Employment in Thailand has slowed from a 2.4 percent increase in the previous three months after rising 1.7 percent from a year earlier. Thailand’s economy grew 1.8 percent in the April-June period year-on-year, and 0.2 percent quarter-on-quarter.
Southeast Asia’s second-largest economy slowed sharply from the first quarter due to weaker exports and investment. According to the National Economic and Social Development Council (NESDC), Thailand’s jobless rate in the April-June period was at 1.06 percent, compared to 1.05 percent in January-March. It said the economy was mainly driven by the acceleration of private consumption despite the slowdown of private investment and export of services.
Weak global demand, particularly from China, has seen a drop in exports in Thailand. In the April-June quarter, exports of goods contracted 5.7 percent, extending a 6.4 percent fall in the previous quarter because of drooping global demand. An analyst said the fall in exports is expected to deepen as the weak economic outlook in China means a greater drop in exports in the second half of the year.

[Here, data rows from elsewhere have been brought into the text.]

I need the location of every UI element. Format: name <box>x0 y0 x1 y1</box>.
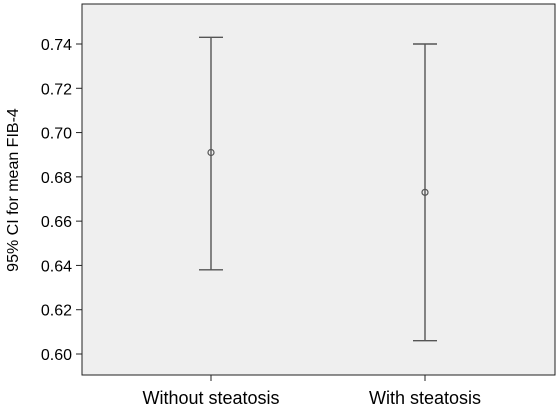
y-tick-label: 0.60 <box>41 347 72 364</box>
x-axis: Without steatosis With steatosis <box>142 375 481 408</box>
y-tick-label: 0.62 <box>41 303 72 320</box>
x-category-label: With steatosis <box>369 388 481 408</box>
mean-point <box>207 148 215 157</box>
y-tick-label: 0.66 <box>41 214 72 231</box>
y-tick-label: 0.72 <box>41 81 72 98</box>
error-bars <box>199 36 437 342</box>
error-bar <box>413 43 437 342</box>
y-axis-title: 95% CI for mean FIB-4 <box>5 108 22 272</box>
error-bar <box>199 36 223 271</box>
plot-area <box>81 3 556 376</box>
y-tick-label: 0.64 <box>41 258 72 275</box>
y-tick-label: 0.68 <box>41 170 72 187</box>
y-axis: 0.60 0.62 0.64 0.66 0.68 0.70 0.72 0.74 <box>41 37 82 364</box>
y-tick-label: 0.74 <box>41 37 72 54</box>
x-category-label: Without steatosis <box>142 388 279 408</box>
y-tick-label: 0.70 <box>41 126 72 143</box>
mean-point <box>421 188 429 196</box>
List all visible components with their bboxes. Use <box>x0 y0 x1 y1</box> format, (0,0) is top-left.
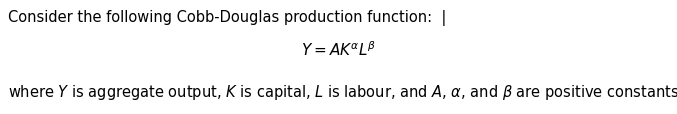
Text: Consider the following Cobb-Douglas production function:  |: Consider the following Cobb-Douglas prod… <box>8 10 446 26</box>
Text: $Y = AK^{\alpha}L^{\beta}$: $Y = AK^{\alpha}L^{\beta}$ <box>301 40 376 59</box>
Text: where $Y$ is aggregate output, $K$ is capital, $L$ is labour, and $A$, $\alpha$,: where $Y$ is aggregate output, $K$ is ca… <box>8 82 677 101</box>
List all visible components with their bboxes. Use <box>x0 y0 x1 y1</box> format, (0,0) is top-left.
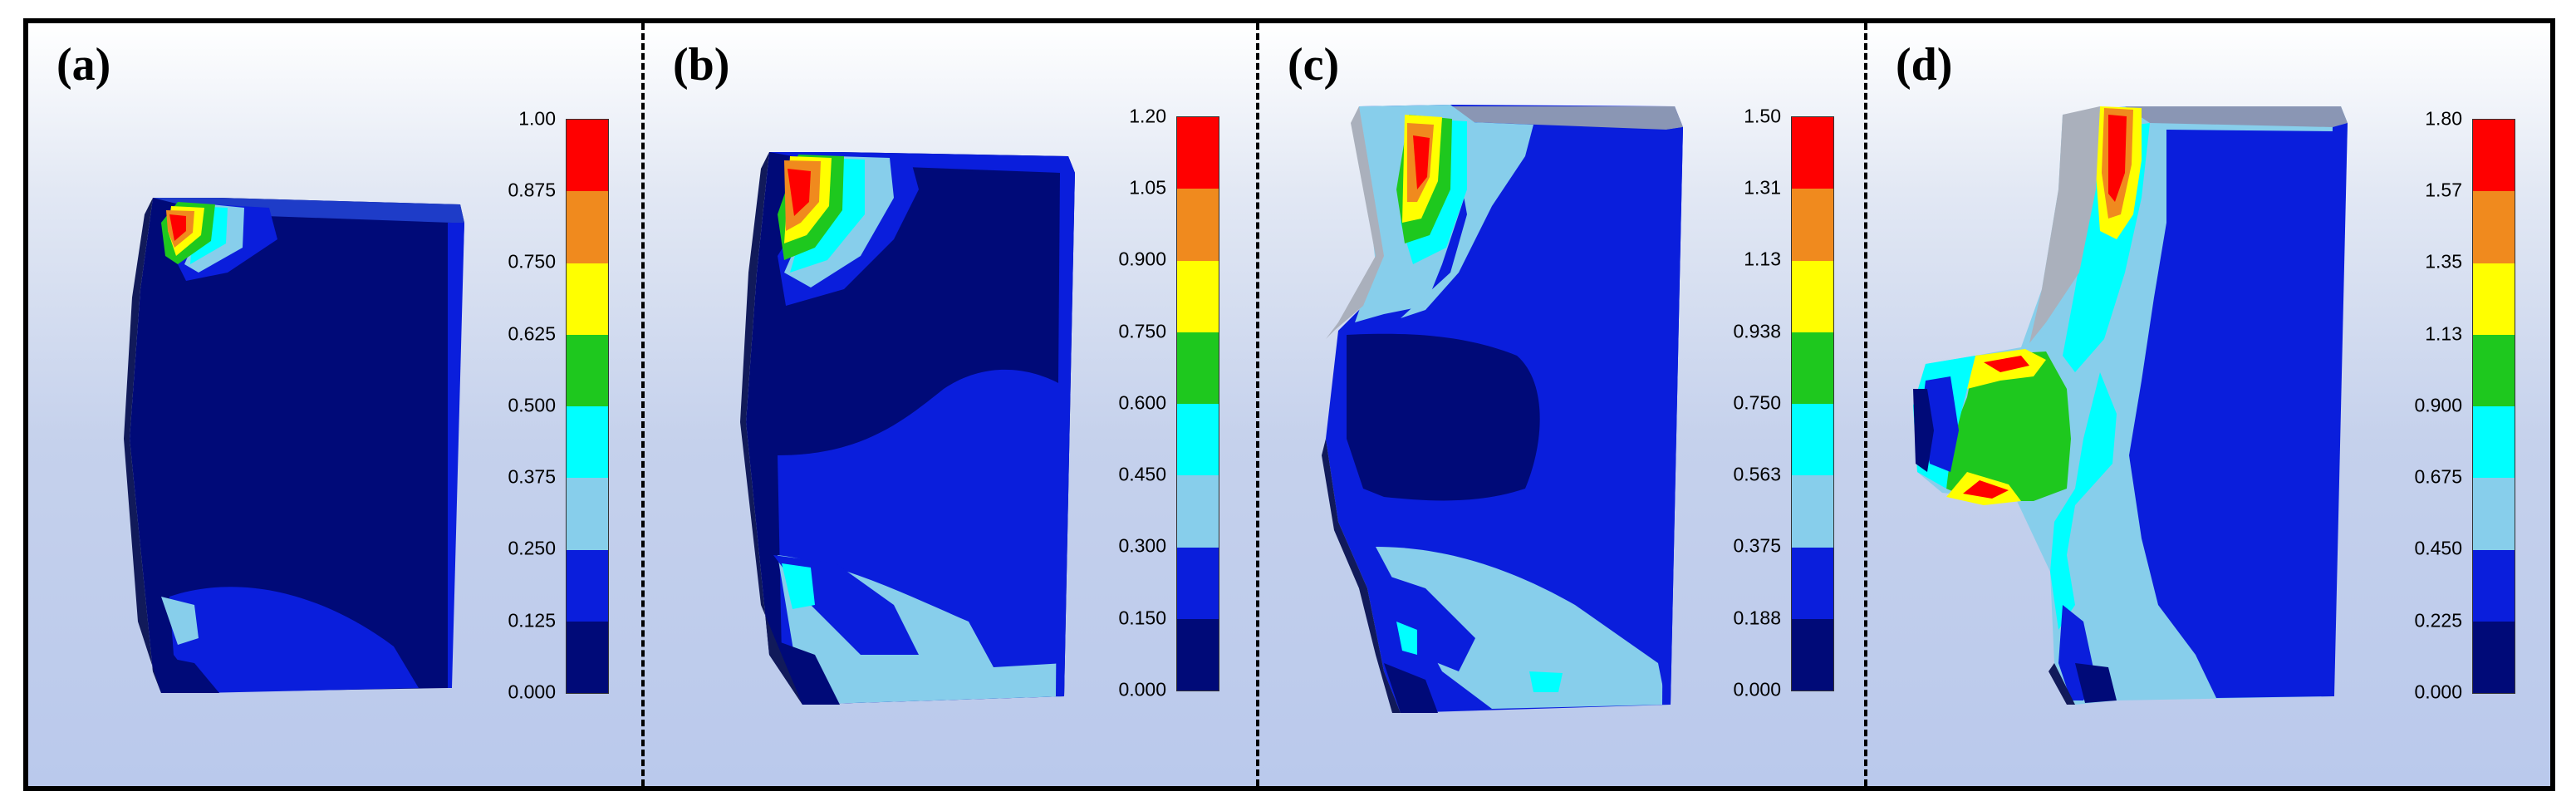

As such, the NESDC predicts the Thai economy to grow 2.5 percent to 3.0 percent this year, down from the previous forecast range of 2.7 percent to 3.7 percent. It says an improvement in the labor market will help boost household incomes and consumption. Moreover, the political uncertainty in Thailand is a key negative factor, likely to impact the country’s economy in the third and fourth quarters.
At the end of February 2023, Thailand’s unemployment rate dropped below one percent for the first time in four years. Thailand’s new prime minister Srettha Thavisin promised to restart the country’s ailing economy. He acknowledged weaker exports and attributed it to China’s slowdown. Thavisin vowed to revive Thailand’s economy. During the election campaign, he and his Pheu Thai party pledged 5 percent economic growth every year, and to raise daily minimum wages and increase farmers’ income.